Un pasticcio, insomma, dal quale nelle prossime ore Prodi cercherà di districarsi. Ma non sarà facile: al di là dell’emergenza del voto sull’Irak, la partita è più ampia. La Margherita insiste perché Prodi si caratterizzi alle primarie come il candidato dell’Ulivo, ossia di Fassino e Rutelli, su una piattaforma nettamente riformista e distinta da quella di Bertinotti.

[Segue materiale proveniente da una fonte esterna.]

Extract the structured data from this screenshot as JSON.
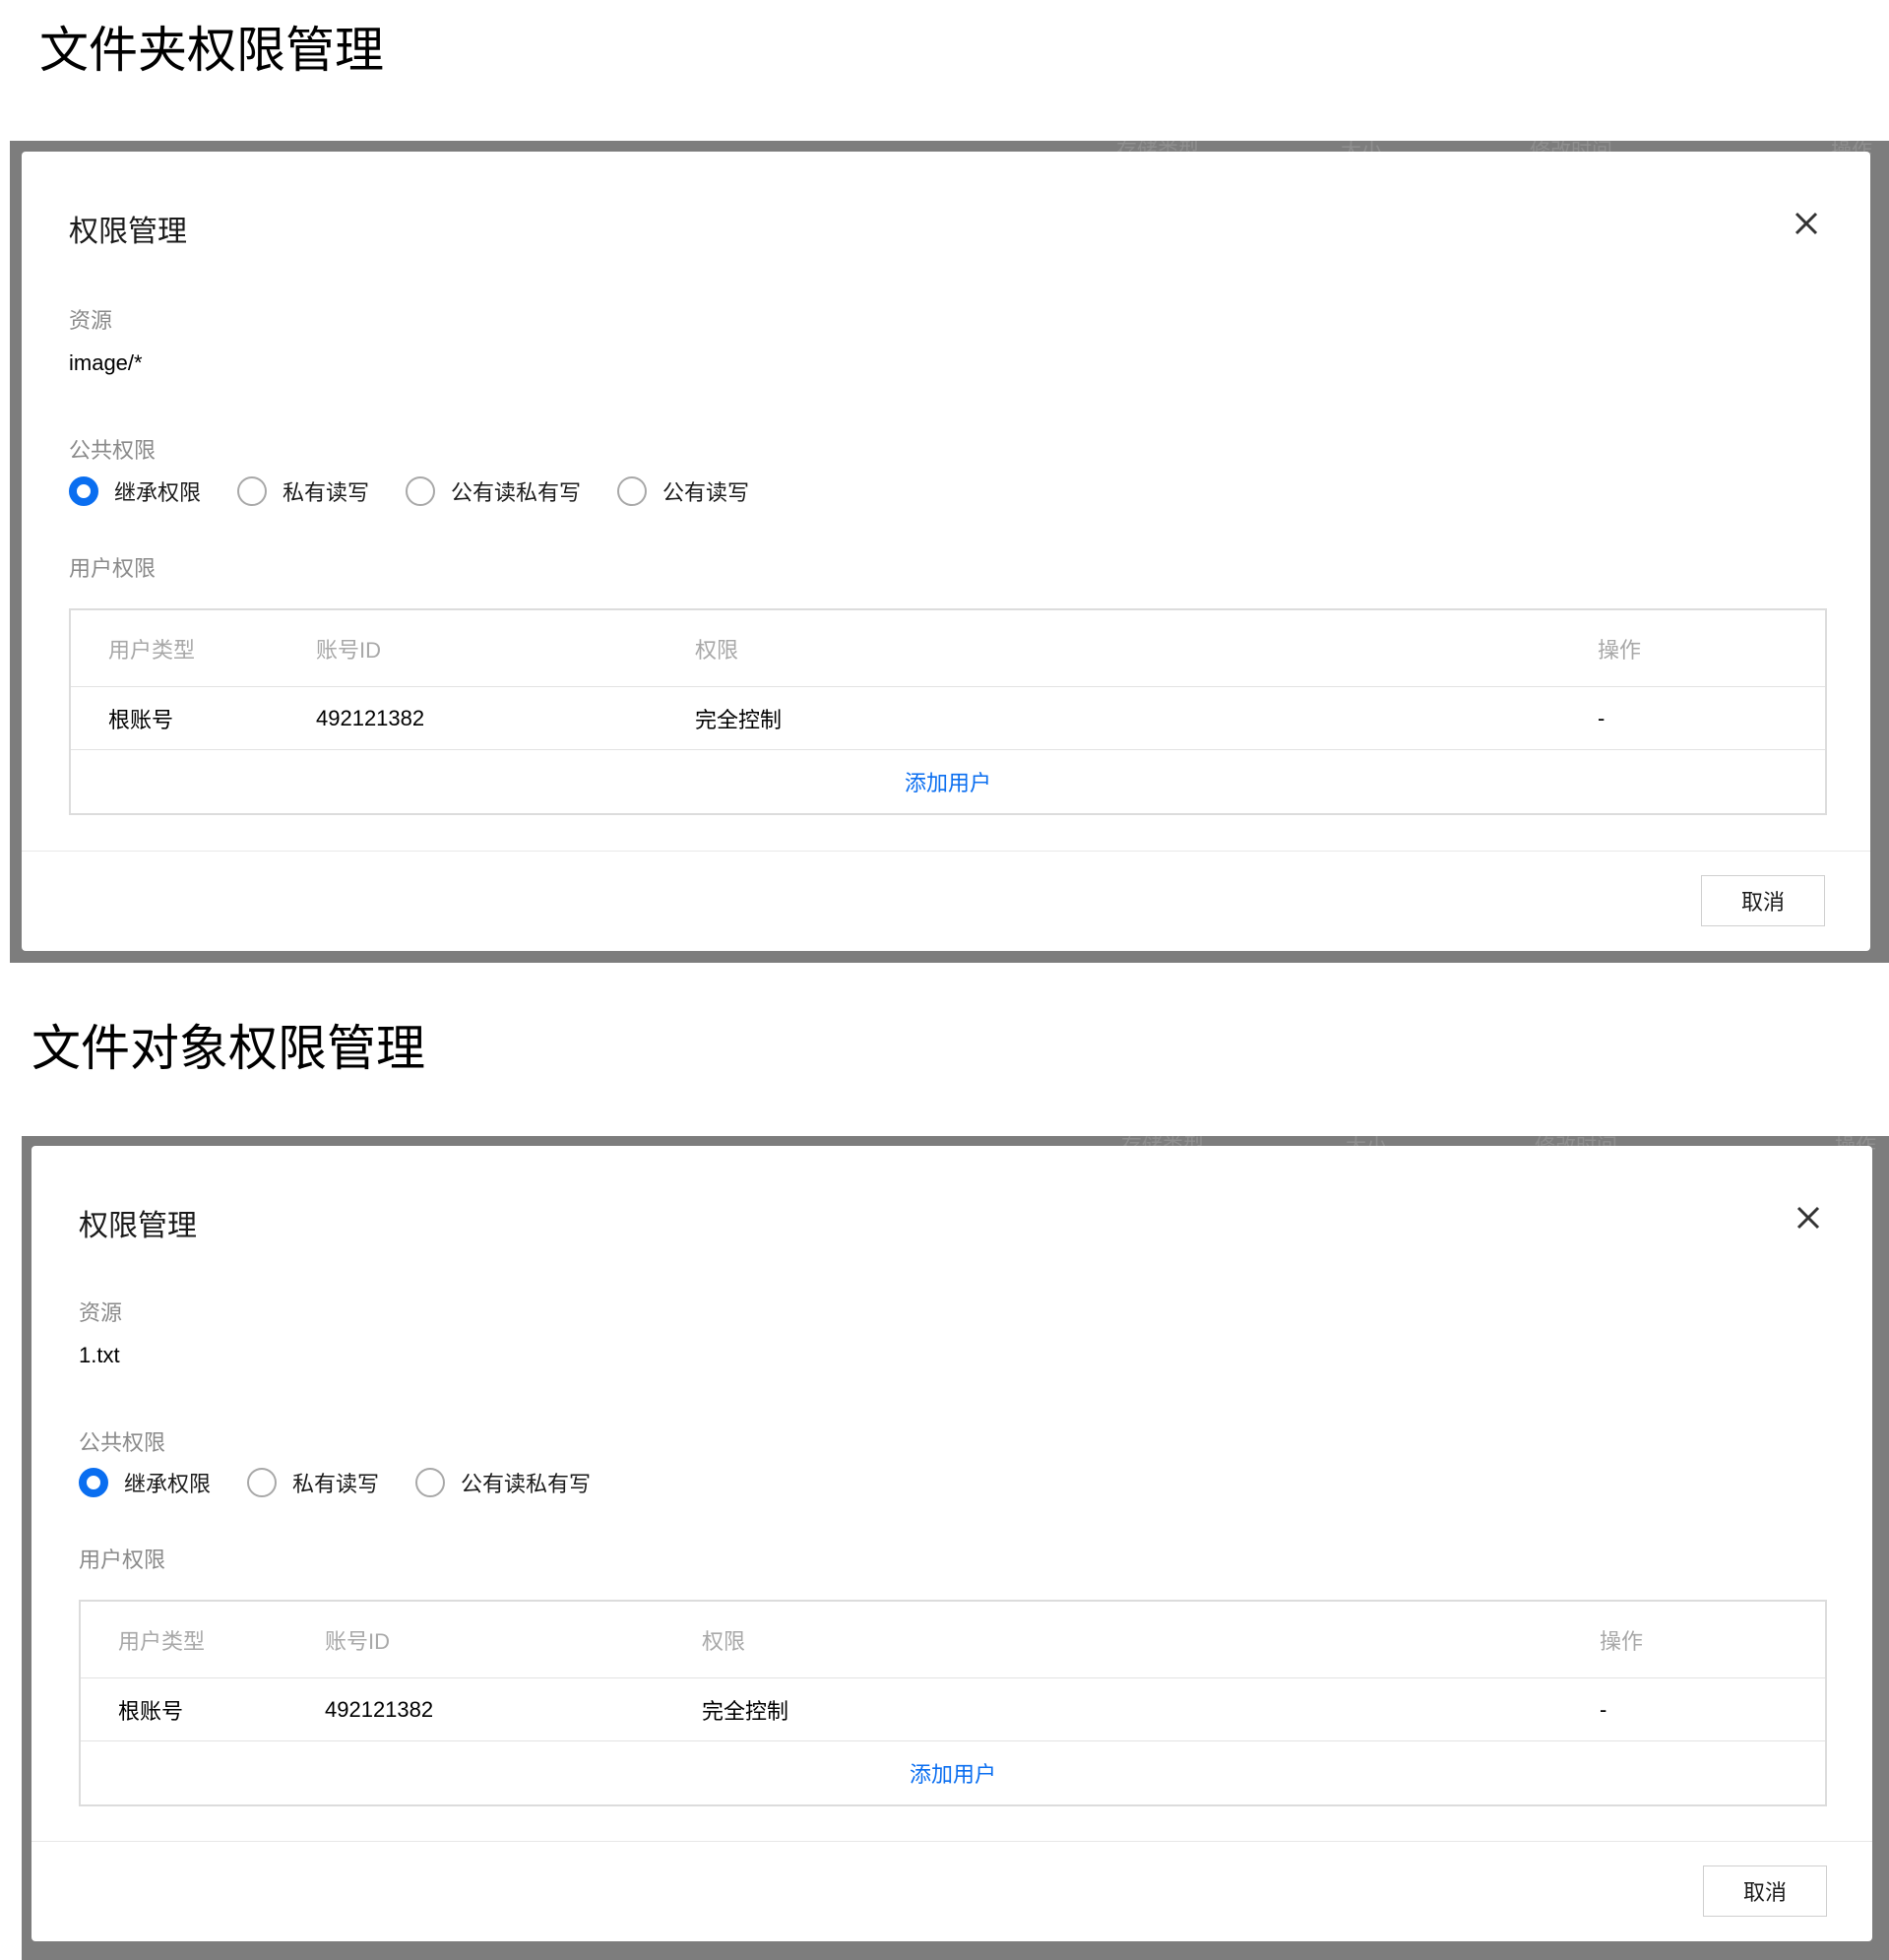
{
  "sections": [
    {
      "title": "文件夹权限管理",
      "background_headers": [
        "存储类型",
        "大小",
        "修改时间",
        "操作"
      ],
      "dialog": {
        "title": "权限管理",
        "resource_label": "资源",
        "resource_value": "image/*",
        "public_permission_label": "公共权限",
        "radio_options": [
          {
            "label": "继承权限",
            "checked": true
          },
          {
            "label": "私有读写",
            "checked": false
          },
          {
            "label": "公有读私有写",
            "checked": false
          },
          {
            "label": "公有读写",
            "checked": false
          }
        ],
        "user_permission_label": "用户权限",
        "table": {
          "columns": [
            "用户类型",
            "账号ID",
            "权限",
            "操作"
          ],
          "rows": [
            [
              "根账号",
              "492121382",
              "完全控制",
              "-"
            ]
          ],
          "add_user_label": "添加用户"
        },
        "cancel_label": "取消"
      }
    },
    {
      "title": "文件对象权限管理",
      "background_headers": [
        "存储类型",
        "大小",
        "修改时间",
        "操作"
      ],
      "dialog": {
        "title": "权限管理",
        "resource_label": "资源",
        "resource_value": "1.txt",
        "public_permission_label": "公共权限",
        "radio_options": [
          {
            "label": "继承权限",
            "checked": true
          },
          {
            "label": "私有读写",
            "checked": false
          },
          {
            "label": "公有读私有写",
            "checked": false
          }
        ],
        "user_permission_label": "用户权限",
        "table": {
          "columns": [
            "用户类型",
            "账号ID",
            "权限",
            "操作"
          ],
          "rows": [
            [
              "根账号",
              "492121382",
              "完全控制",
              "-"
            ]
          ],
          "add_user_label": "添加用户"
        },
        "cancel_label": "取消"
      }
    }
  ],
  "colors": {
    "accent": "#0a6ef0",
    "overlay": "#7d7d7d",
    "muted_label": "#8a8a8a",
    "table_header": "#a8a8a8"
  },
  "icons": {
    "close": "close-icon",
    "radio_checked": "radio-checked-icon",
    "radio_unchecked": "radio-unchecked-icon"
  }
}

A cominciare dalla politica estera. «Nel centrosinistra si è arrivati al punto - scriveva ieri il quotidiano Dl Europa -: quale opzione di politica internazionale si sceglie, fra quelle evidentemente molto diverse compresenti nell’Unione?». E concludeva: «Se si rimarrà su questa strada, finalmente, anche le primarie che sembravano un oggetto misterioso potranno farsi interessanti».

Ma il Professore, che pure sa di doversi distinguere da Bertinotti, vuol farlo morbidamente, a modo suo, senza doversi adeguare alla linea dettata dai suoi maggiori alleati, adesso sulla politica internazionale e poi domani su quella economica, sociale e così via. E soprattutto non vuole presentare quella linea come proprio programma alle primarie, come invece reclama Rutelli, perchè vuol tenersi le mani libere dopo l’investitura.